The cold morning air was interspersed with tension as the students bustled around the land rovers ensuring that the hot boxes were packed correctly, that vehicle checks had been done and the cars were spotless. ‘Guests’ were then herded into their chariots and pre briefings were given before setting off on their assessment drive. With winter fast approaching, most students were unrecognizable wrapped in layers of cold weather gear with buffs, beanies and gloves the order of the day!
For 3 hours, each student had their moment in the spotlight. Everything from trees to tracks to birds and mammals were discussed as they did their best to give a professional game drive, with the added pressure of an assessor documenting the evidence as they went.
I am happy to report that all of the students did a great job and impressed the instructors with their ability to interpret their surroundings and give relevant and factually correct information. Many were able to deliver a guest experience that eclipsed the requirements for FGASA level 1 and this is a testament to their diligence and passion for the bush that has been evident throughout the course! As an assessor, there is something very emotional about watching students mature from complete amateurs into professional guides under your tutorage, and I can assure you that no one wanted them to succeed more than we did!!

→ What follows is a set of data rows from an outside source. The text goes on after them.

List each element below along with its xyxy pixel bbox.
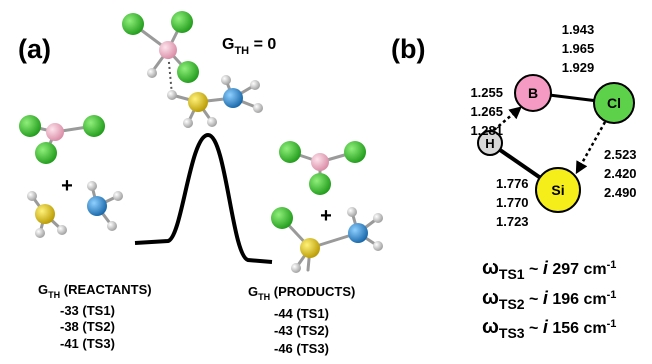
ts-energy: GTH = 0 xyxy=(222,36,276,58)
heading-label: (REACTANTS) xyxy=(64,282,152,297)
energy-value: = 0 xyxy=(254,36,277,53)
energy-symbol: G xyxy=(222,36,234,53)
reactant-energy: -38 (TS2) xyxy=(60,319,115,334)
distance: 1.255 xyxy=(470,85,503,100)
unit: cm xyxy=(583,261,606,278)
value: 196 xyxy=(552,291,579,308)
exponent: -1 xyxy=(607,289,617,301)
tilde: ~ xyxy=(529,320,538,337)
imaginary: i xyxy=(543,258,549,278)
distance: 1.776 xyxy=(496,176,529,191)
distance: 1.943 xyxy=(562,22,595,37)
distance: 1.770 xyxy=(496,195,529,210)
ts-molecule xyxy=(122,11,263,128)
tilde: ~ xyxy=(529,261,538,278)
unit: cm xyxy=(583,320,606,337)
distance: 2.523 xyxy=(604,147,637,162)
frequency: ωTS3 ~ i 156 cm-1 xyxy=(482,316,616,342)
frequencies: ωTS1 ~ i 297 cm-1 ωTS2 ~ i 196 cm-1 ωTS3… xyxy=(482,257,616,342)
state: TS2 xyxy=(499,296,525,312)
panel-label: (b) xyxy=(391,34,425,64)
imaginary: i xyxy=(543,288,549,308)
energy-symbol: G xyxy=(38,282,48,297)
value: 297 xyxy=(552,261,579,278)
energy-subscript: TH xyxy=(234,45,249,57)
omega: ω xyxy=(482,287,499,309)
distance: 1.965 xyxy=(562,41,595,56)
product-energy: -43 (TS2) xyxy=(274,323,329,338)
distance: 1.723 xyxy=(496,214,529,229)
energy-profile xyxy=(135,135,272,262)
distance: 2.490 xyxy=(604,185,637,200)
atom-label: Cl xyxy=(607,95,621,111)
frequency: ωTS2 ~ i 196 cm-1 xyxy=(482,287,616,313)
distance: 1.929 xyxy=(562,60,595,75)
exponent: -1 xyxy=(607,318,617,330)
energy-subscript: TH xyxy=(258,292,270,302)
plus-sign: + xyxy=(320,205,332,227)
product-energy: -44 (TS1) xyxy=(274,306,329,321)
omega: ω xyxy=(482,316,499,338)
distance: 2.420 xyxy=(604,166,637,181)
reactants-heading: GTH (REACTANTS) xyxy=(38,282,152,301)
atom-label: Si xyxy=(551,182,564,198)
energy-symbol: G xyxy=(248,284,258,299)
plus-sign: + xyxy=(61,175,73,197)
energy-subscript: TH xyxy=(48,290,60,300)
distance: 1.281 xyxy=(470,123,503,138)
product-energy: -46 (TS3) xyxy=(274,341,329,356)
exponent: -1 xyxy=(607,259,617,271)
tilde: ~ xyxy=(529,291,538,308)
value: 156 xyxy=(552,320,579,337)
atom-label: H xyxy=(485,136,494,151)
reactant-energy: -33 (TS1) xyxy=(60,303,115,318)
frequency: ωTS1 ~ i 297 cm-1 xyxy=(482,257,616,283)
state: TS1 xyxy=(499,266,525,282)
distance: 1.265 xyxy=(470,104,503,119)
heading-label: (PRODUCTS) xyxy=(274,284,356,299)
unit: cm xyxy=(583,291,606,308)
state: TS3 xyxy=(499,325,525,341)
imaginary: i xyxy=(543,317,549,337)
figure: (a) GTH = 0 + xyxy=(0,0,652,364)
omega: ω xyxy=(482,257,499,279)
atom-label: B xyxy=(528,85,538,101)
reactant-energy: -41 (TS3) xyxy=(60,336,115,351)
products-heading: GTH (PRODUCTS) xyxy=(248,284,355,303)
panel-label: (a) xyxy=(18,34,51,64)
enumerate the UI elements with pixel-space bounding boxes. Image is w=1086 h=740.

The bush was kind to many and some great sightings of the marquis animals were enjoyed, including lion cubs, black rhino and even wild dogs! In the guiding world, there is no substitute for genuine passion. Anyone can pigeon learn facts and figures, but a good guide will show a true love of nature and those emotions are easily translated to their guests. Throughout the last week, we have all been impressed by their attitude more than anything else and I am confident that not only are we nurturing and training young guides for the industry, but that we are supplying it with guides whose passion and ethics WILL have an impact on the guests fortunate enough to spend time with them.

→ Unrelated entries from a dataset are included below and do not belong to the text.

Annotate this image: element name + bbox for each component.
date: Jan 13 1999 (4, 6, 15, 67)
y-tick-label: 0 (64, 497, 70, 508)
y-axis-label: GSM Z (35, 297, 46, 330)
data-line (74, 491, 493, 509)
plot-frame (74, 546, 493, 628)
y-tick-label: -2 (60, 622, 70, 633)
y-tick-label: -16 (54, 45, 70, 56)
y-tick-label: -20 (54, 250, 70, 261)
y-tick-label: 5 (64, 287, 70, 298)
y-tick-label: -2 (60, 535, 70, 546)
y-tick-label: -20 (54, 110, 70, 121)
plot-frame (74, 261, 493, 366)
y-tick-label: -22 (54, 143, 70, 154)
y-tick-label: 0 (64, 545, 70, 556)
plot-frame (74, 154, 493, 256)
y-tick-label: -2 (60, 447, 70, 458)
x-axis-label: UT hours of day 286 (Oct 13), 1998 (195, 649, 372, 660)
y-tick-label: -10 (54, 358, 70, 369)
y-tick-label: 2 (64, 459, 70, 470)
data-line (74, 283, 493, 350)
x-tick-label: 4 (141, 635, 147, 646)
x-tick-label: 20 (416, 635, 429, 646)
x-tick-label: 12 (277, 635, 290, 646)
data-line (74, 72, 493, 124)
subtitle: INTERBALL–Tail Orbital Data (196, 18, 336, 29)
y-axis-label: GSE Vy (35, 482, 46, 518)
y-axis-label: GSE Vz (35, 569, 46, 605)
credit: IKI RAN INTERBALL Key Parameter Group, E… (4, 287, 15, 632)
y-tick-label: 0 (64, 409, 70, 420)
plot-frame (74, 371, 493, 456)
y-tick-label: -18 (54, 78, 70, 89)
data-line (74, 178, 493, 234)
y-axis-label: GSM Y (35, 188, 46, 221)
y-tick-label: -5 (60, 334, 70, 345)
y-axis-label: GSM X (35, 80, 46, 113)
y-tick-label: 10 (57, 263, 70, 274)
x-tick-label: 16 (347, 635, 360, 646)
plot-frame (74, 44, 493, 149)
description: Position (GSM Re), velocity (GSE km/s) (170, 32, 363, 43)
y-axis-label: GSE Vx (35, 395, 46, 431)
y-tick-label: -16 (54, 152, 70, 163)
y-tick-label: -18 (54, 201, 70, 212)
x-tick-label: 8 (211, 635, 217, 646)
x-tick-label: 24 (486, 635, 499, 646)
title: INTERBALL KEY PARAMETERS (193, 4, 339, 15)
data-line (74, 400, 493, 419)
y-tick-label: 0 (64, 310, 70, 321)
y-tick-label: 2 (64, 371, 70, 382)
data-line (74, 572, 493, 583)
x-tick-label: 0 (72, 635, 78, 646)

Now that the assessments are all but done however, the students have no time rest on their laurels.
Next week sees the start of the Trails Guide preparation where students will take the next step on their journey and immerse themselves further into this fascinating world as they take to the bush on foot. This is the best way to experience nature: without the noise of the engine and without the creature comforts that accompany it. To walk in silence through the bush is one of the most humbling and moving experiences that one can have and there is something inexplicably special to watch an elephant feeding or a giraffe drifting across the plains, blissfully unaware of your presence. This is how life used to be, before the advent of technology. It is a primal feeling and one that will change the lives of many of the students forever!
Bush greetings Ben & the Bushwise Team!